Who needs music? Notre Dame student group dances to its own beat

by Meg Morrison

First Class Steppers

What do you think of when you hear “stepping” or “step-dancing”? If Irish dancing comes to mind, think again. Notre Dame First Class Steppers President junior Brittany Suggs explains what stepping really is.

“Stepping, or step-dancing, is a form of percussive dance in which the participant’s entire body is used as an instrument to produce complex rhythms and sounds through a mixture of footsteps, spoken word, and hand claps,” Suggs said. “With roots in both South Africa and pre-Civil War America, stepping has a rich history.”

One major difference between step and other forms of dancing is that step does not require or rely on music, according to Suggs.

“While step may occasionally use music to add to the performance, step is different from other forms of dance in that the greatest reliance on beats, sounds, and rhythms depends on the ability of the performers to create these elements using their bodies versus using music alone,” Suggs said.

First Class Steppers

Step’s unique technique can be challenging, but many of the team’s members were able to pick it up after coming to campus with no prior experience, Suggs said.

“Even though some of our members have previous experience with stepping or performing for different dance groups, many of our members had no experience with stepping until joining First Class,” Suggs said.

First Class Steppers differs from other dance groups on campus in that its performances seek to spread understanding about the step tradition in the community, according to Suggs.

“The mission of the First Class Steppers is to educate the community of the University of Notre Dame, as well as greater area of South Bend, about the African-American tradition and culture of step dancing,” Suggs said.

This year First Class Steppers intends to broaden its community involvement and work more with other performance groups, Suggs said.

“Some of the goals for First Class this year include expanding our involvement in activities outside of step performances, such as service and fundraising, taking on new and challenging step performances that differ from performances from previous years, collaborating more with other dance groups on the Notre Dame, St. Mary’s, Holy Cross, and IUSB campuses, building an even greater level of team unity, and trying new step techniques and experimenting with innovative ideas when creating performances,” Suggs said.
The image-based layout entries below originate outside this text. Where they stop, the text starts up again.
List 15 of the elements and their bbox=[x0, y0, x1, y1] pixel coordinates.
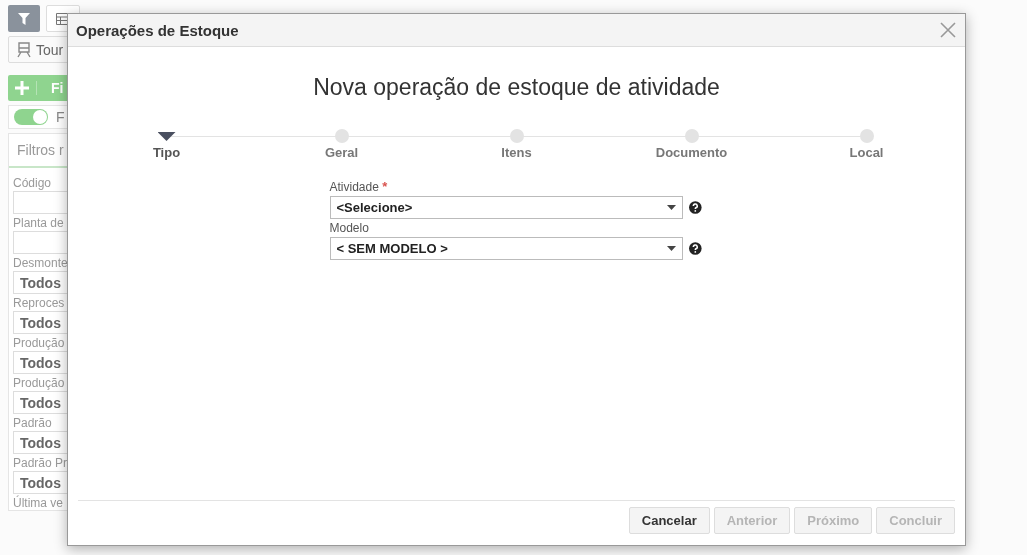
filter-label: Última ve bbox=[13, 496, 64, 510]
filter-label: Desmonte bbox=[13, 256, 69, 270]
toggle-label: F bbox=[56, 109, 65, 125]
field-label: Modelo bbox=[329, 221, 370, 235]
field-label: Atividade * bbox=[329, 180, 389, 194]
filter-label: Reproces bbox=[13, 296, 66, 310]
filter-label: Produção bbox=[13, 336, 66, 350]
filter-label: Planta de bbox=[13, 216, 65, 230]
filter-label: Produção bbox=[13, 376, 66, 390]
filter-label: Código bbox=[13, 176, 53, 190]
filter-label: Padrão Pr bbox=[13, 456, 69, 470]
dialog-heading: Nova operação de estoque de atividade bbox=[313, 74, 720, 101]
dialog-title: Operações de Estoque bbox=[76, 21, 239, 39]
filter-label: Padrão bbox=[13, 416, 53, 430]
required-mark: * bbox=[382, 179, 388, 194]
First Class Steppers usually practices for four hours per week and plans to perform once or twice each month. Past performances have included Black Images, Welsh Family DanceFest, Fiestang, Latin Expressions, and many more, according to Suggs.

“One of our new events for this year tentatively holds the title of ‘Dancing Monsters of Notre Dame,’ in which First Class will be collaborating with other dance groups, such as Project Fresh, Troop ND, and TransPose, to create a gigantic clinic featuring different choreographed dances that incorporate various dancing styles and techniques,” Suggs said.